John Rademacher: Yes. I guess, let me start by saying, look, we’ve always looked to get rate increase and appropriate. I think the message that we’re trying to deliver there is, the ability for us to actually have the conversations that yield outcome is increasing on the percentage of success, right? You don’t have to go far in picking up a newspaper to understand that everyone is dealing with pretty high inflationary pressures, especially on clinical labor. And so, the ability that we have to bring data and insights to the payer community around some of those pressures and how we need to get offset for those pressures, especially around the nursing costs and the clinical per diems is being received with a different year than it had been historically when we were in low inflation period.
So I can’t say that we’re betting 1,000 by any stretch of the imagination, but our team in market access is focused around making certain that we are having those conversations that we’re looking to take rate into the marketplace. And as we’ve talked about on previous calls, we are always looking at the balance as Mike’s previous comments. There is a free leg to our stool between the reimbursement that we received for the drug and the drug spread, what we get for a clinical per diem and what we get for a nursing rate. And each of our contract was a little bit different in the way in which those — the value that we extract out of those three legs. And so we’re really thoughtful about the way that we approach it. We’re very formulaic in the way that we’re trying to drive that appropriateness.
But it’s not consistent across the board, given that you’ve got these different dynamics on a contract-by-contract or payer-by-payer level. And the team is working to underwrite it in the appropriate way and looking to be able to, again, be able to get rate increases that we feel are appropriate and are in alignment with the additional costs that we’re bearing, as well as the value that we deliver to their members and our patients through the programs that we had administered.
Jamie Perse: Okay. Thanks. And last quick one for me, just on SG&A. It was a little bit higher than, I think, street modeled for this quarter. Is there any seasonality in that? Is that sort of the right base to model for the next few quarters or just any help on if there’s one-time items or any considerations on SG&A? Thank you.
Michael Shapiro: Yeah, nothing really of substance again, I think it did reflect some of the inflationary pressures that flow through the indirect. There is some kind of year end true-ups and things like health benefits, et cetera, where we typically see some adjustments at year end, but nothing really to see there. And again, I think more importantly, Jamie, we continue to see solid leverage in that line as a percent of revenue, which we would absolutely expect going into this year.
Jamie Perse: Okay. Thank you.
Michael Shapiro: Thanks, Jamie.
Operator: Thank you. Our next question comes from the line of Joanna Gajuk with Bank of America.
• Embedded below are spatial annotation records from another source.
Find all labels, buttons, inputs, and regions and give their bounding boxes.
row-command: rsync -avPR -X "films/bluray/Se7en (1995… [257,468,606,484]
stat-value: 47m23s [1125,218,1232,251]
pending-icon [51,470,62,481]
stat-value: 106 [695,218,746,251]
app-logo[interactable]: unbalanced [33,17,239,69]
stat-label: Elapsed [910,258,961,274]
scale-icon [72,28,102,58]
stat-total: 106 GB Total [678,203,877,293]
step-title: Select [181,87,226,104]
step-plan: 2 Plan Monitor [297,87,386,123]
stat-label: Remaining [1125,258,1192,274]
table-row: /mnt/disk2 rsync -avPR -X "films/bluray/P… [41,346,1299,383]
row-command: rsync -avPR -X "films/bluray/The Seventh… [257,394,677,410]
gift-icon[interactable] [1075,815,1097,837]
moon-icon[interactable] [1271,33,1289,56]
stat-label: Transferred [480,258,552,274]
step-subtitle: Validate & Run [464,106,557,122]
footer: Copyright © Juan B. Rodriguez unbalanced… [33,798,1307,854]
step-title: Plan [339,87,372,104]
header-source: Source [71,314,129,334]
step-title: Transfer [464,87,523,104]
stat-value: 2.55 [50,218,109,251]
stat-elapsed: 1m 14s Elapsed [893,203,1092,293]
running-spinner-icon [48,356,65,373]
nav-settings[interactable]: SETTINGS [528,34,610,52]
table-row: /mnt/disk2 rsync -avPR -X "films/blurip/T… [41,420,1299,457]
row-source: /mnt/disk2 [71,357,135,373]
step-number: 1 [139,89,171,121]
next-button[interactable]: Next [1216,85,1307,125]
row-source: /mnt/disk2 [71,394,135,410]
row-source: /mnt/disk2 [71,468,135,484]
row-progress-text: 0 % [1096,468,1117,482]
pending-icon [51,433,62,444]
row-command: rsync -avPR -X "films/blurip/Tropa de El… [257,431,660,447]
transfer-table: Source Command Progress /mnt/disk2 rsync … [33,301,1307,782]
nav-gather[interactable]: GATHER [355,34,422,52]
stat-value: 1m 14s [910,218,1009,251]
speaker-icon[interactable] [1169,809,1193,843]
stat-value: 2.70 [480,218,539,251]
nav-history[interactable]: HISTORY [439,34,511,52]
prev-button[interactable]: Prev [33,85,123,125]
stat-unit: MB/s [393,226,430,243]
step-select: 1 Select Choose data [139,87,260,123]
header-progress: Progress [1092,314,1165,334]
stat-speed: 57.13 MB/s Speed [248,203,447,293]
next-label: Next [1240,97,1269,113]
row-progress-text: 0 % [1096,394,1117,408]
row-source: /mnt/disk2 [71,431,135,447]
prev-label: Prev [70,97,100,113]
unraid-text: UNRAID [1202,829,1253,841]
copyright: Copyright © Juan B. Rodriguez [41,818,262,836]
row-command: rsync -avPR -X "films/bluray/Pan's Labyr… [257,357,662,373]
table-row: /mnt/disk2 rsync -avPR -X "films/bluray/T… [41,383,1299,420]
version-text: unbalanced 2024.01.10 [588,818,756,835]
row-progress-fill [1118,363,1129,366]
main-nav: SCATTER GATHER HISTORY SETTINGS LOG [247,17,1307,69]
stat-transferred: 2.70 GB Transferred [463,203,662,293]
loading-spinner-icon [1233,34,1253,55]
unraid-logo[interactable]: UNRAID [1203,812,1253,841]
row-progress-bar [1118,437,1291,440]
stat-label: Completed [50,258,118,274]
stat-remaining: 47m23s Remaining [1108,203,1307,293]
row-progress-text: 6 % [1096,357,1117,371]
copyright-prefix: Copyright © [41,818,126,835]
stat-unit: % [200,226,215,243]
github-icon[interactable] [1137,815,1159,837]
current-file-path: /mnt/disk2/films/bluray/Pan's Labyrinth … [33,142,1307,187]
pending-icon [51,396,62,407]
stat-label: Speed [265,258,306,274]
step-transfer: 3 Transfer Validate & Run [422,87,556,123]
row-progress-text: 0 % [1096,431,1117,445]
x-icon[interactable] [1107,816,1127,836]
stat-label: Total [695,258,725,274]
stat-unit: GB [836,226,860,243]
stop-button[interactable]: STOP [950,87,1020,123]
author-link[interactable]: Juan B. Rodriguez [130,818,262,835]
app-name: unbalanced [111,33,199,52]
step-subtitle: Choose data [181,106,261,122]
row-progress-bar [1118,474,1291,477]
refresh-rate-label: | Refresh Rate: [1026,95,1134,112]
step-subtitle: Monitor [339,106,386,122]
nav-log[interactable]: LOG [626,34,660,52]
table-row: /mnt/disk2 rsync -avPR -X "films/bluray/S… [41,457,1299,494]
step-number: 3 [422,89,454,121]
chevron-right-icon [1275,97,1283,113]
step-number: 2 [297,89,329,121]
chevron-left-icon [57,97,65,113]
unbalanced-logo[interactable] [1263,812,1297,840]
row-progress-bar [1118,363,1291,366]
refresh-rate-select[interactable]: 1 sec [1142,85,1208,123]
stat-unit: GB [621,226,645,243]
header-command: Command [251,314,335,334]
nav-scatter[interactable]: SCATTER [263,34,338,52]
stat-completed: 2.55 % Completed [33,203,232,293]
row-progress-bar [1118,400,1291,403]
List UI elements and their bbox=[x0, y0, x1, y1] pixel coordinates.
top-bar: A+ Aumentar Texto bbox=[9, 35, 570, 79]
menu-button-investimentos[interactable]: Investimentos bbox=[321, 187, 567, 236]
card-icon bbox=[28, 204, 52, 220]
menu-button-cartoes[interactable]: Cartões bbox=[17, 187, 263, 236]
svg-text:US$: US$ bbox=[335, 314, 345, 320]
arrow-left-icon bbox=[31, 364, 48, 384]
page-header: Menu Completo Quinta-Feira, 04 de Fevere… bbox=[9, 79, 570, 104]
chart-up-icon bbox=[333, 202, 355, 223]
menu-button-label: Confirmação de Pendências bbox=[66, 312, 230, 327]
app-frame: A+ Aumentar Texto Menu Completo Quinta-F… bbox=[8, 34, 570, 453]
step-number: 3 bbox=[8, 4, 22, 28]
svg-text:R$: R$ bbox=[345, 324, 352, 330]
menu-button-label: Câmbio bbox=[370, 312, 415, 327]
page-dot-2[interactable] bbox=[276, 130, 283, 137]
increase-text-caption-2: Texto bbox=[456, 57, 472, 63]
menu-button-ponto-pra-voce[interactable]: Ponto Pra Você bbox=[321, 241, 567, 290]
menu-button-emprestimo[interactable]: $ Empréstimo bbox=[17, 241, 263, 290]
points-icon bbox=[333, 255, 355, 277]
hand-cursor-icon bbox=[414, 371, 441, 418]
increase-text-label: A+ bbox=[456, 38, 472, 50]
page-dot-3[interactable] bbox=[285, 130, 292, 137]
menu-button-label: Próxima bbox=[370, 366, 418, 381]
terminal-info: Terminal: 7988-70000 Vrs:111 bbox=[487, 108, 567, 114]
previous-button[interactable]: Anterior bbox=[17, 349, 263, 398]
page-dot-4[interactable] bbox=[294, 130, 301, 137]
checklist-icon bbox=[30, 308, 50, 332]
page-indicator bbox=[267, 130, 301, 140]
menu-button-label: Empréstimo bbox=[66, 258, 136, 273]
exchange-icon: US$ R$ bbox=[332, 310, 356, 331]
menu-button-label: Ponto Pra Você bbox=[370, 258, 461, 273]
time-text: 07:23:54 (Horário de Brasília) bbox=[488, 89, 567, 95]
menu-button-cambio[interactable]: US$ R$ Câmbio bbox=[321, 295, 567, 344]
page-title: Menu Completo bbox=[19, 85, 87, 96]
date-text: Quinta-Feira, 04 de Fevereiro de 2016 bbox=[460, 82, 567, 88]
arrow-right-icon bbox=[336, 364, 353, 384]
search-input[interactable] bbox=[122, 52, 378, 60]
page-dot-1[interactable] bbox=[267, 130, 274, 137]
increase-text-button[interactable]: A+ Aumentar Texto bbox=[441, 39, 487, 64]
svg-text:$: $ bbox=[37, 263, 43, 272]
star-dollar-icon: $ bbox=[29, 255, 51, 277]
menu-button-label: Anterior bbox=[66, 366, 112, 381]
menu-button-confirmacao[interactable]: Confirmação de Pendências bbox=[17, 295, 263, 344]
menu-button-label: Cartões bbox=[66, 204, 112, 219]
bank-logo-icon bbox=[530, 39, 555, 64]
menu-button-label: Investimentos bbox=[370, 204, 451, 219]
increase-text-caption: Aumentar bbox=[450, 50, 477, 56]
Your line is open.
Joanna Gajuk: Good morning. Thanks for taking the questions. So a couple of follow-ups. So I guess on the last topic around the payer contract in your commentary, I know you’re pushing for better rates. But also, can you kind of step back and talk about your large payers in terms of the contract renewals. Are there any coming up for renewals? When were these contracts last reviewed? And any kind of changes in kind of overall contracting with the commercial payers?